For sure, a lot binds the two continents together beginning with geographical proximity at the North African boarders, large scale trading partnerships, and foreign investment. Europe devotes a lot of money in development aids, investment partnerships and humanitarian assistance.  Of the over 447.3 million inhabitants of the EU, more than 23 million (5.1%) and not from any European country.

However, strategy on clearly articulated interests of each party are not usually a part of the summits to this point.  To stand on surer grounds for more beneficial summits of interested partners, Africa needs financial self-sufficiency and not simply a list of demands from Europe. On Sunday February 20, 2022, the promise of aid by an American Agency to fund power lines in Nepal sparked large protests. Critics alleged that the promise of a princely $500 million for the power project would undermine Nepal’s sovereignty. Similarly, many have viewed with suspicion the interests of Europe in Africa based on colonial experiences and centuries of economic alliances.

African leaders must design the path to a new renaissance where member States in the AU come together to effectively tackle conflicts on the continent, instead of defining conflicts from the perspectives of European interests and support. Military strategy must not be based entirely on European interests and, as in the case of Nepal, the superpowers need to hear the truth when they hide nefarious interests under the guise of foreign aid. Important caveats thus need to be sounded amidst rising Chinese interest and loans in Africa.

Experts have called on the AU to be clear on its strategic priorities, to define its role in peace and security, especially in terms of policy, political oversight in countries, security architecture and regional economic communities. This is with regard to conflict prevention, resolution and coup deterrence.

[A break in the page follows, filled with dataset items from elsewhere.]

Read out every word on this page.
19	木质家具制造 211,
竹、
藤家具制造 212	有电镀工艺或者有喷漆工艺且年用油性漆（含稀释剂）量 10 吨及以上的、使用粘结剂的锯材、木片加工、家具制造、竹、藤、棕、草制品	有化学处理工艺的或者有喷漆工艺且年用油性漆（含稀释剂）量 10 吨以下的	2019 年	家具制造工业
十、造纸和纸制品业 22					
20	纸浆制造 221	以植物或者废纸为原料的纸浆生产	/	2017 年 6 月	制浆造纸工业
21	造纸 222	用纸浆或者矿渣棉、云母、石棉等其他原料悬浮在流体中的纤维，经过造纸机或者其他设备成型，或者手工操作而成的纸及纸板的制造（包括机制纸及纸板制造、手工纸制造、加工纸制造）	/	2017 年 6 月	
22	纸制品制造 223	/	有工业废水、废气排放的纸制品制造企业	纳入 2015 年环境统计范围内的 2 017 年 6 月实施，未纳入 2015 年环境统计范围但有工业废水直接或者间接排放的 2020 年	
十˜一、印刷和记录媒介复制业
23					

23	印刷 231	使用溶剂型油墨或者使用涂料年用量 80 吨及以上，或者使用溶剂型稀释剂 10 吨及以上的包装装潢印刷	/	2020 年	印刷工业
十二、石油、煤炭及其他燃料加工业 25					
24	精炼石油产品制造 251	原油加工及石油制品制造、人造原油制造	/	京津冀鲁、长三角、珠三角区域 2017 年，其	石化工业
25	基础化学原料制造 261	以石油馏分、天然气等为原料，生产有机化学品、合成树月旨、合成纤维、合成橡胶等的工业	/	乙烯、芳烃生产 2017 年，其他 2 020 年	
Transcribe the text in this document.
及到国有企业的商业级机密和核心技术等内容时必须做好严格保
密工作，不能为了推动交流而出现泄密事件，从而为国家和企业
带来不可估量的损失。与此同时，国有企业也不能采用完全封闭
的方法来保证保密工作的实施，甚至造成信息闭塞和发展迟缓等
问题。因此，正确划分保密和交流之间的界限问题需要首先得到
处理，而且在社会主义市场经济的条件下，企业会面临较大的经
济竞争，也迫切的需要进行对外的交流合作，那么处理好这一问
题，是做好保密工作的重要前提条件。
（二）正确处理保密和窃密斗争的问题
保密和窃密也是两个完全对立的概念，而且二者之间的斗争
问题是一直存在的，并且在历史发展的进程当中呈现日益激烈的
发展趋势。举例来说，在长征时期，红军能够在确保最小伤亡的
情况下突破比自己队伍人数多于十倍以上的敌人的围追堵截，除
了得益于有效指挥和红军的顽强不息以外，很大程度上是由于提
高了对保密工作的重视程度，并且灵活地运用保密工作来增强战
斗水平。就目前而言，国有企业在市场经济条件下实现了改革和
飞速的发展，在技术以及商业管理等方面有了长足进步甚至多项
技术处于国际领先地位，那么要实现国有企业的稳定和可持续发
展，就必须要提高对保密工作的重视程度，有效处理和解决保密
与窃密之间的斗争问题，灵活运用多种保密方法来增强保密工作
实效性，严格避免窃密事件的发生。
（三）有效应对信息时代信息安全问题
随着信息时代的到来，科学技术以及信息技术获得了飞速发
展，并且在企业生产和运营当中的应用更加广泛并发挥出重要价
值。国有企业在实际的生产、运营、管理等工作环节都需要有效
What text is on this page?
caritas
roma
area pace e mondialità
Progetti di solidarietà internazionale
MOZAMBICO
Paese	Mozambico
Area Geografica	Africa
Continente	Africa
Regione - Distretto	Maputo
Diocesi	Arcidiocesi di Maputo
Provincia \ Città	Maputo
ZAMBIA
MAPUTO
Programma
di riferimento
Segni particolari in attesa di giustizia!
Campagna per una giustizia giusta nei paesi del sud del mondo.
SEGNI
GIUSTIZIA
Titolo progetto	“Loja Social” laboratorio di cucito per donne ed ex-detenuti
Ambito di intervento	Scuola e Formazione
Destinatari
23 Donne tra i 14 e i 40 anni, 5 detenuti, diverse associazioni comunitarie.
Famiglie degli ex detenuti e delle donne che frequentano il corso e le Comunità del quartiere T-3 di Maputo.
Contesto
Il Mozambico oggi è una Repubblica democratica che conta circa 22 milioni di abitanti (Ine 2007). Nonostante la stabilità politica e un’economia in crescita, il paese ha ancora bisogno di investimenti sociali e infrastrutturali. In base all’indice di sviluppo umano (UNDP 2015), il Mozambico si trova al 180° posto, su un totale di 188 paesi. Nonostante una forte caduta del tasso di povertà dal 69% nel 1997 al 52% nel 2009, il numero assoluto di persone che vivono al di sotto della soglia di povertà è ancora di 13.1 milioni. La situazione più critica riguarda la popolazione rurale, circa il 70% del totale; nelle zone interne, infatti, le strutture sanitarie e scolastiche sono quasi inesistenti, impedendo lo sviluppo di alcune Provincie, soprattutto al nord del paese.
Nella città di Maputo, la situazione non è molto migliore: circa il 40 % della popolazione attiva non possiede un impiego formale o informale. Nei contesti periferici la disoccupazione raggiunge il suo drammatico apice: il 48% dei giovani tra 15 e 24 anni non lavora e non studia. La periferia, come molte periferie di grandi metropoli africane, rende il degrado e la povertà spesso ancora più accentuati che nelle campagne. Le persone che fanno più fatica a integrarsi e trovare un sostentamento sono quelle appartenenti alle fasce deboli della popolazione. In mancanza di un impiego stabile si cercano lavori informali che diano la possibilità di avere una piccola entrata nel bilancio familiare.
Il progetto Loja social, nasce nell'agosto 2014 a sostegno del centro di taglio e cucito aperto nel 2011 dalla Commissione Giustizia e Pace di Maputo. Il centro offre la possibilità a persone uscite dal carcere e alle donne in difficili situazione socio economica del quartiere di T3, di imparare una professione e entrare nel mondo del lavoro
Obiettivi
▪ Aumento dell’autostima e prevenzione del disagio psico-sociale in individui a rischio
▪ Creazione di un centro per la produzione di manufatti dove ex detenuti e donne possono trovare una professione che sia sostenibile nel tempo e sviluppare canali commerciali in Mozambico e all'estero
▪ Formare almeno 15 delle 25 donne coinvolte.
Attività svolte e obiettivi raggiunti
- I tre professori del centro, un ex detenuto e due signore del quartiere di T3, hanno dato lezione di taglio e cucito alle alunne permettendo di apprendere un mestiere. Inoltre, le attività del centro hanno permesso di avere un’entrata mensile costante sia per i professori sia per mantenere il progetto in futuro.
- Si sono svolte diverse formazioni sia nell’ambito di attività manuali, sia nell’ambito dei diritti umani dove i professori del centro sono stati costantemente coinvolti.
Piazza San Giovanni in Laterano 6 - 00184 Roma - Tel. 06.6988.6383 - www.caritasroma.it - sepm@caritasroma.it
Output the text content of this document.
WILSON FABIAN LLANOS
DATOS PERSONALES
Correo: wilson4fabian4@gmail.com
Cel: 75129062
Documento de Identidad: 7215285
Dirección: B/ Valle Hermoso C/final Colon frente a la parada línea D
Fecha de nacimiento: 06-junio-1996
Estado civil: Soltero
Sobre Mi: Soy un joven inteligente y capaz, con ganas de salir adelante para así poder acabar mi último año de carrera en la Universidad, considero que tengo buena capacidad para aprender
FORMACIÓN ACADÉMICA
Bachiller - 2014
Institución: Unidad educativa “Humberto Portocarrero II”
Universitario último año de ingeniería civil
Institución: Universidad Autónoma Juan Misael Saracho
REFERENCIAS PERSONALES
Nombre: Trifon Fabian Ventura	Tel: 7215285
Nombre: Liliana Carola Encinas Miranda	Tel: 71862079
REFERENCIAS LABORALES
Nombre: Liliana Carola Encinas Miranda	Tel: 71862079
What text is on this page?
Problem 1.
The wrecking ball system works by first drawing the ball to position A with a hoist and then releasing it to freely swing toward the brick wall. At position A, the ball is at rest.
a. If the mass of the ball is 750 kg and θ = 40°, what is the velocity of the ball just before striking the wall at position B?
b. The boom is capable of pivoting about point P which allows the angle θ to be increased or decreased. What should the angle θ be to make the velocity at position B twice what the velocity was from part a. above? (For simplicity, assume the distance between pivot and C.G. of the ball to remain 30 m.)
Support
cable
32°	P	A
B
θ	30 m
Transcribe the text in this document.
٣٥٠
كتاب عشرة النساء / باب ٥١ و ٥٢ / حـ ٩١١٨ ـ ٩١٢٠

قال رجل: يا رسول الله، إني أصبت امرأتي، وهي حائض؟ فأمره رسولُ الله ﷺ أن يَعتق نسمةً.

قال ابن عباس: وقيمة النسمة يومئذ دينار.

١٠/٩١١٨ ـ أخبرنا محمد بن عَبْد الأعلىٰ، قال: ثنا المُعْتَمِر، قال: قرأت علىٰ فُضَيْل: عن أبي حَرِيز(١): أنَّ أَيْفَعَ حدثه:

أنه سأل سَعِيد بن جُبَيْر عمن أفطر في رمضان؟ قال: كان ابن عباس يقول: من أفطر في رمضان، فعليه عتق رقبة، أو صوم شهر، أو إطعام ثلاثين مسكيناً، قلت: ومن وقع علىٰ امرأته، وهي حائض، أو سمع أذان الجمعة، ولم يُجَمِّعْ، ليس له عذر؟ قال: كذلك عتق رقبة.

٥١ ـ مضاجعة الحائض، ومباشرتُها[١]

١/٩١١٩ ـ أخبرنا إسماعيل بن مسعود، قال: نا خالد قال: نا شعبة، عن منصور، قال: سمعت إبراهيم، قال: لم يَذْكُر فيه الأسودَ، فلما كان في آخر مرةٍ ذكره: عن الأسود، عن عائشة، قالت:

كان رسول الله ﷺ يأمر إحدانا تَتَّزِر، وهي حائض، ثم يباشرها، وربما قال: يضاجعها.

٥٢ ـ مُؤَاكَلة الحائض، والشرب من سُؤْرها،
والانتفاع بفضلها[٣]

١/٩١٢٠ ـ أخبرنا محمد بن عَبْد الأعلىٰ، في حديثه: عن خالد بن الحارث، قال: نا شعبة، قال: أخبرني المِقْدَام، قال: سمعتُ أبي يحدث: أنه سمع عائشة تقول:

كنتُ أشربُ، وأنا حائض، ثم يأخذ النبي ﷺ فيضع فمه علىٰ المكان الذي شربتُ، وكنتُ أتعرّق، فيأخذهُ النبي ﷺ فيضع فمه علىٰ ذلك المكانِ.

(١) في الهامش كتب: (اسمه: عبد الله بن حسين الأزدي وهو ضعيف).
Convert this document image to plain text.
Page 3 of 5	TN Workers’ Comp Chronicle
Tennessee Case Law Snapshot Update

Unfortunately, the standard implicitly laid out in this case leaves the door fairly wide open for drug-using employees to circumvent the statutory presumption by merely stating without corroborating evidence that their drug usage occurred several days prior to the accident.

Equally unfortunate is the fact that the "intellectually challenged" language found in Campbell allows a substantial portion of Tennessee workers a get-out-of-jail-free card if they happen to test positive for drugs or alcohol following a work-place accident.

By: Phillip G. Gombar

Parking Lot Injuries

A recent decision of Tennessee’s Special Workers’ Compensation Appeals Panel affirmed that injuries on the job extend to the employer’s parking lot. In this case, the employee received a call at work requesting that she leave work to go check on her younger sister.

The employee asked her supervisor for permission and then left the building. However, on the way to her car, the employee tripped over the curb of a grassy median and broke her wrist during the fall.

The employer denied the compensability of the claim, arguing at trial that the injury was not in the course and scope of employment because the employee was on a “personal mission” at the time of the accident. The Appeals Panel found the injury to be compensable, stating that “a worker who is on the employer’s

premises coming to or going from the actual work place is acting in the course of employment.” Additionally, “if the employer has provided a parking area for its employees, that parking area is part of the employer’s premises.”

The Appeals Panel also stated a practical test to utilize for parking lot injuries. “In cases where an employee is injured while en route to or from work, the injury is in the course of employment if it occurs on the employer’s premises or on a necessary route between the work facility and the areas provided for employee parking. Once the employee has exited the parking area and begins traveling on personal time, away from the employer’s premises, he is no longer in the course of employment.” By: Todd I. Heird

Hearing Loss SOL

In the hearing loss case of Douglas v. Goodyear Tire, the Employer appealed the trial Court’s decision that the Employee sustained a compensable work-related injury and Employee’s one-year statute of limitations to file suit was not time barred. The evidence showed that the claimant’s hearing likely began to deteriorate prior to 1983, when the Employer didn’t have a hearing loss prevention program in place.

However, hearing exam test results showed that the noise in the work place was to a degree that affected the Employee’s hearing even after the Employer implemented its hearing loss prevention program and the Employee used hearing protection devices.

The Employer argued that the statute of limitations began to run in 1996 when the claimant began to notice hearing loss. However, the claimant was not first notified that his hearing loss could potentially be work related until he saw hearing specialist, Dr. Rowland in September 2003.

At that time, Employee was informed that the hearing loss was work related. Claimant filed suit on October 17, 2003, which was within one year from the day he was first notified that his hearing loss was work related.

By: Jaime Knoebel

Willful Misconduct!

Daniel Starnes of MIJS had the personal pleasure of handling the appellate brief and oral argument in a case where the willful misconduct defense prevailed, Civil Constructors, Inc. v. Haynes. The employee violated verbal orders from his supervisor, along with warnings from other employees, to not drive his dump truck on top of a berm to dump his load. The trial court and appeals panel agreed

Britain’s exit from the EU will afford more opportunities for a renegotiation of some AU-EU pacts, and it is imperative for the AU to redraw its security, political and economic maps before embarking on future summits. By implication, the most significant step in future summits should be to replace the beneficiary-benefactor transactional relationship in the AU-EU parleys with relationships based on shared interests. The AU should internally address the dynamics of diplomacy between individual African countries and individual European countries based on colonial, religious, linguistic and mercantile affiliations. This is often the origin of discontent and disagreements that weaken the security architecture of regional security initiatives. Enough of the aid-recipient strategy of AU engagements with the EU.